De acordo com apuração da Gazeta do Povo, ele não é o único deputado da base aliada com o mesmo posicionamento contrário. Novos posicionamentos públicos podem vir à tona no início desta semana. Na terça-feira (14) será lançada a Frente Parlamentar em apoio à privatização da Sabesp, liderada pelo vice-líder do governo, Guto Zacarias. Já na quinta-feira (16) está marcada a primeira audiência pública para debater o tema.
O ex-chefe da Secretaria de Comunicação Social (Secom) do governo Jair Bolsonaro (PL), Fabio Wajngarten, tem sido uma das vozes de direita mais enfáticas contra a privatização da Sabesp. "Existe uma direita preocupada com a soberania do Brasil. E a Sabesp é um ativo estratégico do país, é uma das maiores empresas do mundo na distribuição de água e também na área do saneamento básico", publicou ele na rede social X (antigo Twitter).
Wajngarten argumentou que que "não faz sentido sair do monopólio público para cair no monopólio privado. Não podemos deixar a população refém de grupos empresariais que mal conhecemos".
Para economista, problema na concessionária de energia não afetará privatização da Sabesp
Fora do âmbito político, o economista e professor da FGV Joelson Sampaio acredita que os problemas recentes enfrentados pela concessionária Enel não afetarão o processo de privatização da Sabesp. Mas ele consideram que ficam algumas lições de como melhorar os procedimentos futuros. “São duas áreas bem distintas, mas ambas precisam ter o mesmo cuidado. Para isso, tem que fazer o monitoramento de regulação e precisa estar presente nesse processo”, afirma o professor.
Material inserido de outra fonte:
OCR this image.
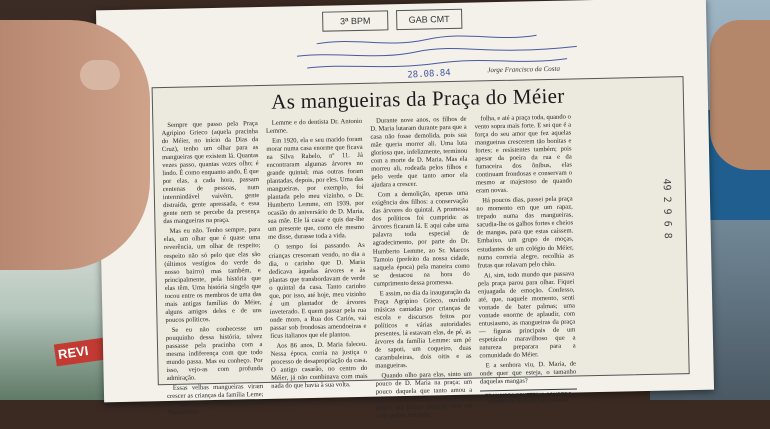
REVI
3ª BPM	GAB CMT
28.08.84	Jorge Francisco da Costa
As mangueiras da Praça do Méier

Sempre que passo pela Praça Agripino Grieco (aquela pracinha do Méier, no início da Dias da Cruz), tenho um olhar para as mangueiras que existem lá. Quantas vezes passo, quantas vezes olho; é lindo. É como enquanto ando, É que por elas, a cada hora, passam centenas de pessoas, num intermindável vaivém, gente distraída, gente apressada, e essa gente nem se percebe da presença das mangueiras na praça.

Mas eu não. Tenho sempre, para elas, um olhar que é quase uma reverência, um olhar de respeito; respeito não só pelo que elas são (últimos vestígios do verde do nosso bairro) mas também, e principalmente, pela história que elas têm. Uma história singela que tocou entre os membros de uma das mais antigas famílias do Méier, alguns amigos deles e de uns poucos políticos.

Se eu não conhecesse um pouquinho dessa história, talvez passasse pela pracinha com a mesma indiferença com que todo mundo passa. Mas eu conheço. Por isso, vejo-as com profunda admiração.

Essas velhas mangueiras viram crescer as crianças da família Leme; os doze filhos de D. Maria do Nascimento

Lemme e do dentista Dr. Antonio Lemme.

Em 1920, ela e seu marido foram morar numa casa enorme que ficava na Silva Rabelo, nº 11. Já encontraram algumas árvores no grande quintal; mas outras foram plantadas, depois, por eles. Uma das mangueiras, por exemplo, foi plantada pelo meu vizinho, o Dr. Humberto Lemme, em 1939, por ocasião do aniversário de D. Maria, sua mãe. Ele lá casar e quis dar-lhe um presente que, como ele mesmo me disse, durasse toda a vida.

O tempo foi passando. As crianças cresceram vendo, no dia a dia, o carinho que D. Maria dedicava àquelas árvores e às plantas que transbordavam de verde o quintal da casa. Tanto carinho que, por isso, até hoje, meu vizinho é um plantador de árvores inveterado. E quem passar pela rua onde moro, a Rua dos Cariós, vai passar sob frondosas amendoeiras e ficus italianos que ele plantou.

Aos 86 anos, D. Maria faleceu. Nessa época, corria na justiça o processo de desapropriação da casa. O antigo casarão, no centro do Méier, já não combinava com mais nada do que havia à sua volta.

Durante nove anos, os filhos de D. Maria lutaram durante para que a casa não fosse demolida, pois sua mãe queria morrer ali. Uma luta gloriosa que, infelizmente, terminou com a morte de D. Maria. Mas ela morreu ali, rodeada pelos filhos e pelo verde que tanto amor ela ajudara a crescer.

Com a demolição, apenas uma exigência dos filhos: a conservação das árvores do quintal. A promessa dos políticos foi cumprida: as árvores ficaram lá. E aqui cabe uma palavra toda especial de agradecimento, por parte do Dr. Humberto Lemme, ao Sr. Marcos Tamoio (prefeito da nossa cidade, naquela época) pela maneira como se destacou na hora do cumprimento dessa promessa.

E assim, no dia da inauguração da Praça Agripino Grieco, ouvindo músicas cantadas por crianças de escola e discursos feitos por políticos e várias autoridades presentes, lá estavam elas, de pé, as árvores da família Lemme: um pé de sapoti, um coqueiro, duas carambuleiras, dois oitis e as mangueiras.

Quando olho para elas, sinto um pouco de D. Maria na praça; um pouco daquela que tanto amou a vida. Um pouco, de D. Maria na praça; um pouco daquela vida em cada galho, em cada

folha, e até a praça toda, quando o vento sopra mais forte. E sei que é a força do seu amor que fez aquelas mangueiras crescerem tão bonitas e fortes; e resistentes também; pois apesar da poeira da rua e da fumaceira dos ônibus, elas continuam frondosas e conservam o mesmo ar majestoso de quando eram novas.

Há poucos dias, passei pela praça no momento em que um rapaz, trepado numa das mangueiras, sacudia-lhe os galhos fortes e cheios de mangas, para que estas caíssem. Embaixo, um grupo de moças, estudantes de um colégio do Méier, numa correria alegre, recolhia as frutas que rolavam pelo chão.

Ai, sim, todo mundo que passava pela praça parou para olhar. Fiquei enjuagada de emoção. Confesso, até, que, naquele momento, senti vontade de bater palmas; uma vontade enorme de aplaudir, com entusiasmo, as mangueiras da praça — figuras principais de um espetáculo maravilhoso que a natureza preparara para a comunidade do Méier.

E a senhora viu, D. Maria, de onde quer que esteja, o tamanho daquelas mangas?

FRANCISCA SCHETTINO SOMBERG
(Professora de Santo dum. Lemme)
49 2 9 6 8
Sampaio atrela uma expressiva redução nos custos, colocada em prática pela empresa privada, a riscos que podem se materializar em uma situação de emergência. “É um grande desafio para empresas privadas não ter descuido de trabalhar com um nível muito baixo de pessoas para atender esse tipo de problema”.
O economista alerta que o Estado não pode privatizar uma estatal e não se preocupar mais com a empresa. E aponta que o caso Enel deixa lições. “Temos que ter uma certa cautela. Não é ruim privatizar, mas o Estado não pode achar que é só privatizar e não estar presente para monitorar e fiscalizar. Precisa ter uma presença atuante para que essas empresas gerem valor. O ato apenas de privatizar não garante a melhoria da qualidade”, diz Sampaio.
“Acho que é algo para se monitorar os pontos, desenhar melhor os processos de regulação de fiscalização de serviços públicos", acrescentou Sampaio.